Prudence et vigilance s’imposent


La deuxième raison conduisant à répondre non à la question « Ce scénario catastrophe est-il plausible ? », est que le 12ème congrès du STC qui a eu lieu il y a moins d’un an (mai 2023), à confirmé la poursuite de la démarche stratégique Libération sociale / Libération nationale. La motion d'orientation générale a en effet mis en exergue la nécessité de « poursuivre les combats de terrain » en s'inscrivant dans la continuité d’une mobilisation sur les dossiers de dimension locale, régionale et nationale. Donc, a priori, refus de de tout corporatisme des sections.
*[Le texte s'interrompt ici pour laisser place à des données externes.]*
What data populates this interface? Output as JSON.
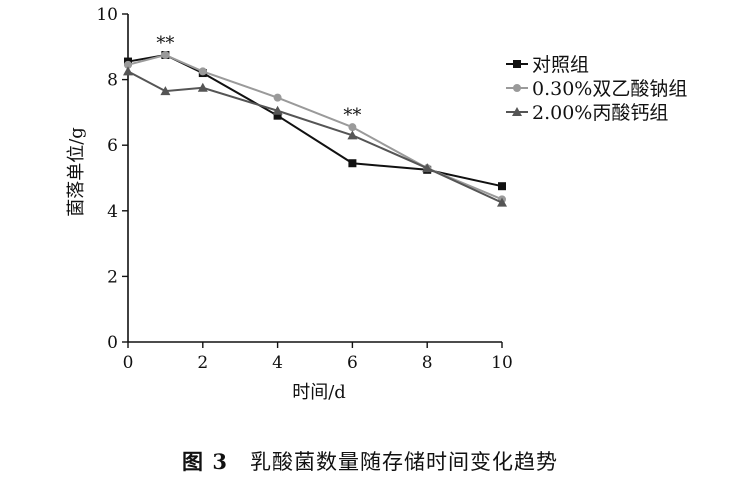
{
  "chart_data": {
    "type": "line",
    "x": [
      0,
      1,
      2,
      4,
      6,
      8,
      10
    ],
    "xlim": [
      0,
      10
    ],
    "ylim": [
      0,
      10
    ],
    "xticks": [
      "0",
      "2",
      "4",
      "6",
      "8",
      "10"
    ],
    "yticks": [
      "0",
      "2",
      "4",
      "6",
      "8",
      "10"
    ],
    "xlabel": "时间/d",
    "ylabel": "菌落单位/g",
    "legend_position": "top-right",
    "grid": false,
    "series": [
      {
        "name": "对照组",
        "color": "#111111",
        "marker": "square",
        "values": [
          8.55,
          8.75,
          8.2,
          6.9,
          5.45,
          5.25,
          4.75
        ]
      },
      {
        "name": "0.30%双乙酸钠组",
        "color": "#9a9a9a",
        "marker": "circle",
        "values": [
          8.45,
          8.75,
          8.25,
          7.45,
          6.55,
          5.3,
          4.35
        ]
      },
      {
        "name": "2.00%丙酸钙组",
        "color": "#555555",
        "marker": "triangle",
        "values": [
          8.25,
          7.65,
          7.75,
          7.05,
          6.3,
          5.3,
          4.25
        ]
      }
    ],
    "annotations": [
      {
        "text": "**",
        "x": 1,
        "y": 8.75
      },
      {
        "text": "**",
        "x": 6,
        "y": 6.55
      }
    ]
  },
  "caption": {
    "number": "图 3",
    "text": "乳酸菌数量随存储时间变化趋势"
  }
}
Cette motion a rappelé que le STC doit rester le défenseur d'un « statut d'officialité territoriale de la langue corse » et du « développement de son enseignement ; que « la matrice du STC procède de la préservation du peuple corse comme communauté de destin, dont l'un des droits fondamentaux est la capacité des Corses à pouvoir travailler dans leur pays » ; que « la corsisation des emplois est la clef pour permettre la survie du peuple corse sur sa terre et pouvoir continuer à envisager un jour sa reconnaissance juridique » et que « les 5000 arrivées annuelles sur le territoire » justifient cette position ; qu’il est « indispensable d'installer la charte de l'emploi local comme une norme d'émancipation nationale ». Donc, a priori, maintien de la référence à un objectif de libération nationale. Cependant, la prudence et la vigilance s’imposent car le risque d’une dissociation entre lutte de libération sociale et lutte de libération nationale et le risque de « dépolitisation croissante et inquiétante du salariat » qu’a dénoncé Alain Mosconi, ne sont pas négligeables. C’est d’ailleurs suggéré par l’absence de la mention « Liberazione naziunale » dans l’en-tête d’un tract récemment diffusé par une section du sud de l’île, malgré que « Liberazione suciale, Liberazione naziunale » figure toujours sur les outils de communication du STC. Ce qui conduit votre serviteur à conclure en rappelant ce qu’il a écrit après le 12ème congrès du STC et l’élection de son nouveau secrétaire général Patrick Clémenceau-Fieschi : « Avec la probable adhésion massive et à court terme de nouveaux arrivants, le STC devra rapidement relever le défi de rendre ces nouveaux adhérents solidaires des combats nationalistes afin qu’ils s’approprient l’ADN stratégique « Liberazione naziunale - Liberazione suciale. »

Pierre Corsi



La stratégie Liberazione suciale-Liberazione naziunale


Créé en 1984, à l’initiative et sous la direction politique du FLNC, dans un contexte de mise en place de contre-pouvoirs au service de la stratégie de lutte de libération nationale que développait alors l’organisation clandestine, le STC (Sindicatu di i Travagliadori Corsi) a rapidement gagné en influence. Il est au fil des ans devenu la première organisation syndicale de salariés de Corse (il revendique aujourd’hui 8000 adhérents et l’emporte lors de la plupart des élections professionnelles) malgré les contestations de sa légitimité, de sa légalité ou de sa représentativité par l’État et aussi par certaines organisations syndicales. Il a fondé cette réussite sur sa capacité à défendre les intérêts des travailleuses et travailleurs de Corse dans tous les secteurs d’activité du privé et du public. Le STC a par ailleurs très vite imposé son aspiration à l’indépendance syndicale. En effet, tout en conservant la ligne politico-syndicale nationaliste « Liberazione suciale / Liberazione naziunale », il s’est, dès les années 1980-1990, affranchi de la direction politique du FLNC, et a constamment affirmé son refus de dépendre de toute influence extérieure. Tous les secrétaires généraux du STC depuis sa création, à savoir Bernard Trojani, Marie-France Giovannangeli, Étienne Santucci, Jean Brignole et, depuis mai dernier ? Patrick Clémenceau-Fieschi, ont affiché la volonté de concilier l’indépendance syndicale, les intérêts individuels et collectifs des salariés, la présence de leur organisation dans tous les combats, y compris politiques, allant dans le sens de l’émancipation nationale et de la défense des intérêts collectifs du Peuple corse.